Dude, Where's My Play?

Purple Rose and the Oyster Considered

by Sally Mitani

From the August, 2011 issue

As the curtain rose on Consider the Oyster, on two men in football jerseys raptly watching a TV football broadcast, I was suddenly struck--in a way that made me want to cartoonishly smack myself on the forehead--by the notion that in the last decade, I may have spent more time watching sports on the Purple Rose stage than I've spent in a sports arena. Is the Purple Rose commissioning plays about sports? Flipping back through the program, which lists every play produced at Purple Rose over its twenty-year history, I remember that Honus and Me was about baseball, Bleeding Red about soccer. The setting of Guys on Ice was fishing; Duck Hunter Shoots Angel and the entire Escanaba trilogy were about hunting. Then there are the plays that are not about sports, but about guys, guns, and outlaws, like Panhandle Slim and, earlier this year, Corktown. We are now considering a sizable number of Purple Rose productions. But considering them for what?

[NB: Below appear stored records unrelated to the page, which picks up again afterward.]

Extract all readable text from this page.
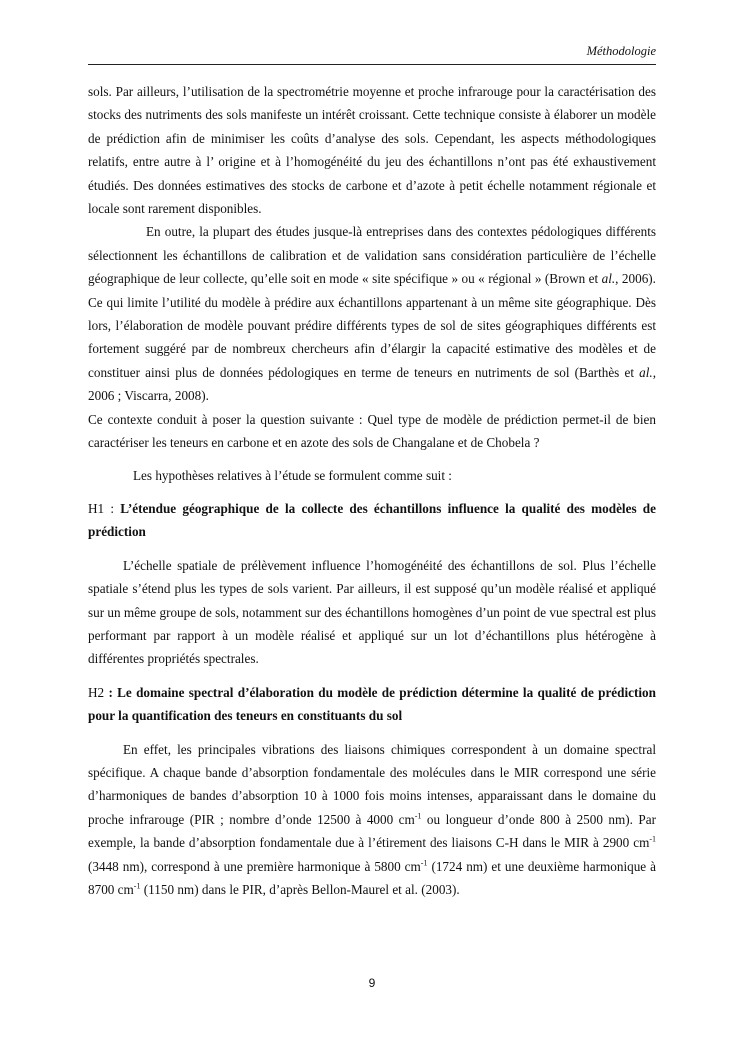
Méthodologie

sols. Par ailleurs, l’utilisation de la spectrométrie moyenne et proche infrarouge pour la caractérisation des stocks des nutriments des sols manifeste un intérêt croissant. Cette technique consiste à élaborer un modèle de prédiction afin de minimiser les coûts d’analyse des sols. Cependant, les aspects méthodologiques relatifs, entre autre à l’ origine et à l’homogénéité du jeu des échantillons n’ont pas été exhaustivement étudiés. Des données estimatives des stocks de carbone et d’azote à petit échelle notamment régionale et locale sont rarement disponibles.

En outre, la plupart des études jusque-là entreprises dans des contextes pédologiques différents sélectionnent les échantillons de calibration et de validation sans considération particulière de l’échelle géographique de leur collecte, qu’elle soit en mode « site spécifique » ou « régional » (Brown et al., 2006). Ce qui limite l’utilité du modèle à prédire aux échantillons appartenant à un même site géographique. Dès lors, l’élaboration de modèle pouvant prédire différents types de sol de sites géographiques différents est fortement suggéré par de nombreux chercheurs afin d’élargir la capacité estimative des modèles et de constituer ainsi plus de données pédologiques en terme de teneurs en nutriments de sol (Barthès et al., 2006 ; Viscarra, 2008).

Ce contexte conduit à poser la question suivante : Quel type de modèle de prédiction permet-il de bien caractériser les teneurs en carbone et en azote des sols de Changalane et de Chobela ?

Les hypothèses relatives à l’étude se formulent comme suit :

H1 : L’étendue géographique de la collecte des échantillons influence la qualité des modèles de prédiction

L’échelle spatiale de prélèvement influence l’homogénéité des échantillons de sol. Plus l’échelle spatiale s’étend plus les types de sols varient. Par ailleurs, il est supposé qu’un modèle réalisé et appliqué sur un même groupe de sols, notamment sur des échantillons homogènes d’un point de vue spectral est plus performant par rapport à un modèle réalisé et appliqué sur un lot d’échantillons plus hétérogène à différentes propriétés spectrales.

H2 : Le domaine spectral d’élaboration du modèle de prédiction détermine la qualité de prédiction pour la quantification des teneurs en constituants du sol

En effet, les principales vibrations des liaisons chimiques correspondent à un domaine spectral spécifique. A chaque bande d’absorption fondamentale des molécules dans le MIR correspond une série d’harmoniques de bandes d’absorption 10 à 1000 fois moins intenses, apparaissant dans le domaine du proche infrarouge (PIR ; nombre d’onde 12500 à 4000 $cm^{-1}$ ou longueur d’onde 800 à 2500 nm). Par exemple, la bande d’absorption fondamentale due à l’étirement des liaisons C-H dans le MIR à 2900 $cm^{-1}$ (3448 nm), correspond à une première harmonique à 5800 $cm^{-1}$ (1724 nm) et une deuxième harmonique à 8700 $cm^{-1}$ (1150 nm) dans le PIR, d’après Bellon-Maurel et al. (2003).

9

Has Purple Rose, now in business for a stable twenty years, been intentionally and stealthily trying to cultivate an audience of men who might otherwise be spending the evening at Comerica Park or Ford Field? If so, Dude, that's effing genius niche marketing! Whether Jeff Daniels' and artistic director Guy Sanville's propensity for bro-drama, man theatre, or whatever you want to call it, is purposeful or an outgrowth of their personalities, it was more interesting to think about than about this particular play, so I'm afraid I've sacrificed some space to examine Purple Rose's larger strategy. But then, Consider the Oyster is not nearly as good as some of the more testosterone-themed pieces just listed.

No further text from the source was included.